In Yahoo, click on the Tools in the toolbar and in the pop-up there's a check box, about in the middle, to delete browsing history when you exit Yahoo. But that deletes the whole shebang, cookies and all.

Didn't I read something about Super Cookies a while back? Supposedly they were highly persistent, (very hard to get rid of) and did more serious stuff than regular cookies.

Ken
February 25, 2012 9:40 PM

In Google Chrome it is easy. Click on the Tool Bar - Wrench. Select -Tools, Clear Browser Data, Options - Under the Hood. On the "Under the Hood" page if you select the "Clear Browser Data" it has a box to delete all cookies along with other browser data.
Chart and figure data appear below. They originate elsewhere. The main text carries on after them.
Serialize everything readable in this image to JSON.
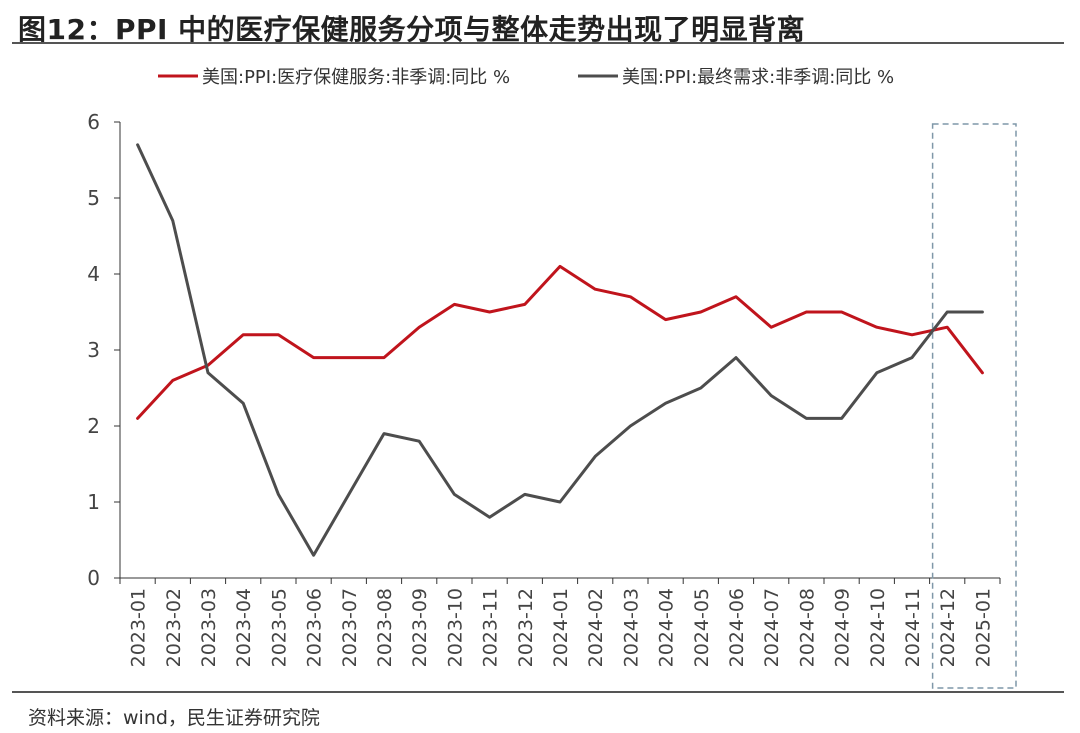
{
  "figure": {
    "title": "图12：PPI 中的医疗保健服务分项与整体走势出现了明显背离",
    "source": "资料来源：wind，民生证券研究院"
  },
  "chart_data": {
    "type": "line",
    "title": "图12：PPI 中的医疗保健服务分项与整体走势出现了明显背离",
    "xlabel": "",
    "ylabel": "",
    "ylim": [
      0,
      6
    ],
    "yticks": [
      "0",
      "1",
      "2",
      "3",
      "4",
      "5",
      "6"
    ],
    "categories": [
      "2023-01",
      "2023-02",
      "2023-03",
      "2023-04",
      "2023-05",
      "2023-06",
      "2023-07",
      "2023-08",
      "2023-09",
      "2023-10",
      "2023-11",
      "2023-12",
      "2024-01",
      "2024-02",
      "2024-03",
      "2024-04",
      "2024-05",
      "2024-06",
      "2024-07",
      "2024-08",
      "2024-09",
      "2024-10",
      "2024-11",
      "2024-12",
      "2025-01"
    ],
    "series": [
      {
        "name": "美国:PPI:医疗保健服务:非季调:同比 %",
        "color": "#C0141C",
        "values": [
          2.1,
          2.6,
          2.8,
          3.2,
          3.2,
          2.9,
          2.9,
          2.9,
          3.3,
          3.6,
          3.5,
          3.6,
          4.1,
          3.8,
          3.7,
          3.4,
          3.5,
          3.7,
          3.3,
          3.5,
          3.5,
          3.3,
          3.2,
          3.3,
          2.7
        ]
      },
      {
        "name": "美国:PPI:最终需求:非季调:同比 %",
        "color": "#4D4D4D",
        "values": [
          5.7,
          4.7,
          2.7,
          2.3,
          1.1,
          0.3,
          1.1,
          1.9,
          1.8,
          1.1,
          0.8,
          1.1,
          1.0,
          1.6,
          2.0,
          2.3,
          2.5,
          2.9,
          2.4,
          2.1,
          2.1,
          2.7,
          2.9,
          3.5,
          3.5
        ]
      }
    ],
    "highlight": {
      "categories": [
        "2024-12",
        "2025-01"
      ],
      "color": "#7F97A8"
    },
    "legend": "top"
  }
}
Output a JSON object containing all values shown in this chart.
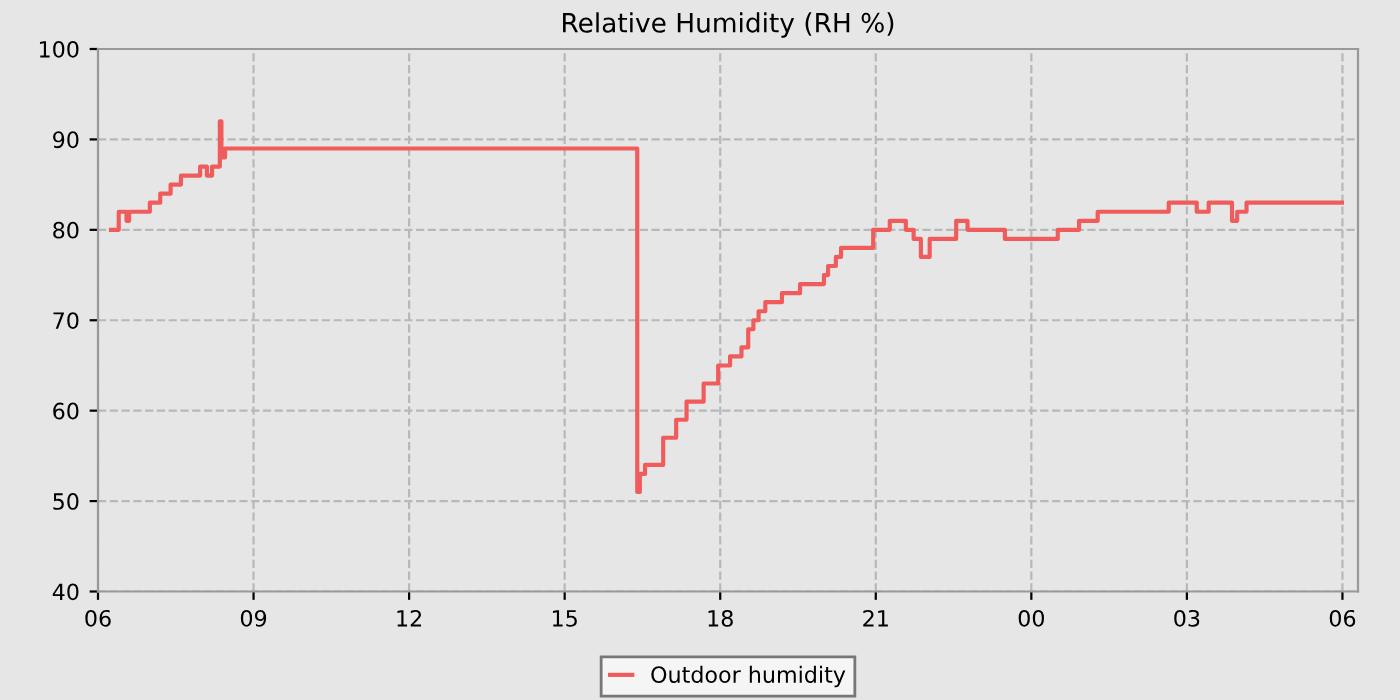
{
  "chart_data": {
    "type": "step",
    "title": "Relative Humidity (RH %)",
    "series": [
      {
        "name": "Outdoor humidity",
        "color": "#f05c5c",
        "x": [
          6.25,
          6.4,
          6.55,
          6.6,
          7.0,
          7.2,
          7.4,
          7.6,
          7.97,
          8.1,
          8.2,
          8.35,
          8.38,
          8.45,
          16.35,
          16.4,
          16.45,
          16.55,
          16.9,
          17.15,
          17.35,
          17.68,
          17.96,
          18.19,
          18.41,
          18.54,
          18.64,
          18.74,
          18.87,
          19.19,
          19.54,
          20.0,
          20.08,
          20.23,
          20.33,
          20.95,
          21.27,
          21.58,
          21.73,
          21.87,
          22.04,
          22.55,
          22.77,
          23.49,
          24.51,
          24.92,
          25.28,
          26.65,
          27.19,
          27.42,
          27.87,
          27.97,
          28.15,
          29.99
        ],
        "values": [
          80,
          82,
          81,
          82,
          83,
          84,
          85,
          86,
          87,
          86,
          87,
          92,
          88,
          89,
          89,
          51,
          53,
          54,
          57,
          59,
          61,
          63,
          65,
          66,
          67,
          69,
          70,
          71,
          72,
          73,
          74,
          75,
          76,
          77,
          78,
          80,
          81,
          80,
          79,
          77,
          79,
          81,
          80,
          79,
          80,
          81,
          82,
          83,
          82,
          83,
          81,
          82,
          83,
          83
        ]
      }
    ],
    "xlim": [
      6,
      30.3
    ],
    "xticks": [
      {
        "value": 6,
        "label": "06"
      },
      {
        "value": 9,
        "label": "09"
      },
      {
        "value": 12,
        "label": "12"
      },
      {
        "value": 15,
        "label": "15"
      },
      {
        "value": 18,
        "label": "18"
      },
      {
        "value": 21,
        "label": "21"
      },
      {
        "value": 24,
        "label": "00"
      },
      {
        "value": 27,
        "label": "03"
      },
      {
        "value": 30,
        "label": "06"
      }
    ],
    "ylim": [
      40,
      100
    ],
    "yticks": [
      40,
      50,
      60,
      70,
      80,
      90,
      100
    ],
    "grid": true,
    "legend": "bottom",
    "marker": "none",
    "line_style": "solid"
  }
}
I leave this box empty when I delete the Browser Data. I prefer the "Content Settings", "All Cookies and Site Data". Here you can select and delete the cookies you do not want and keep the cookies you want.

Neal Watson
February 28, 2012 9:46 AM

Cookie paranoia is a mental health concern. Keep your hands off my cookies, they make life much easier.
On a related subject, I decided to try the free Advanced System Care - took me a day to recover after letting it do too much. However, it does have the best uninstaller ever. It will even remove an "unremovable" corrupt I Tunes installation.

Please comment on this and Soluto which now appears to be fully implemented - had my fasted ever boot on a heavily loaded HP desktop this morning. Didn't even have time to make my coffee!!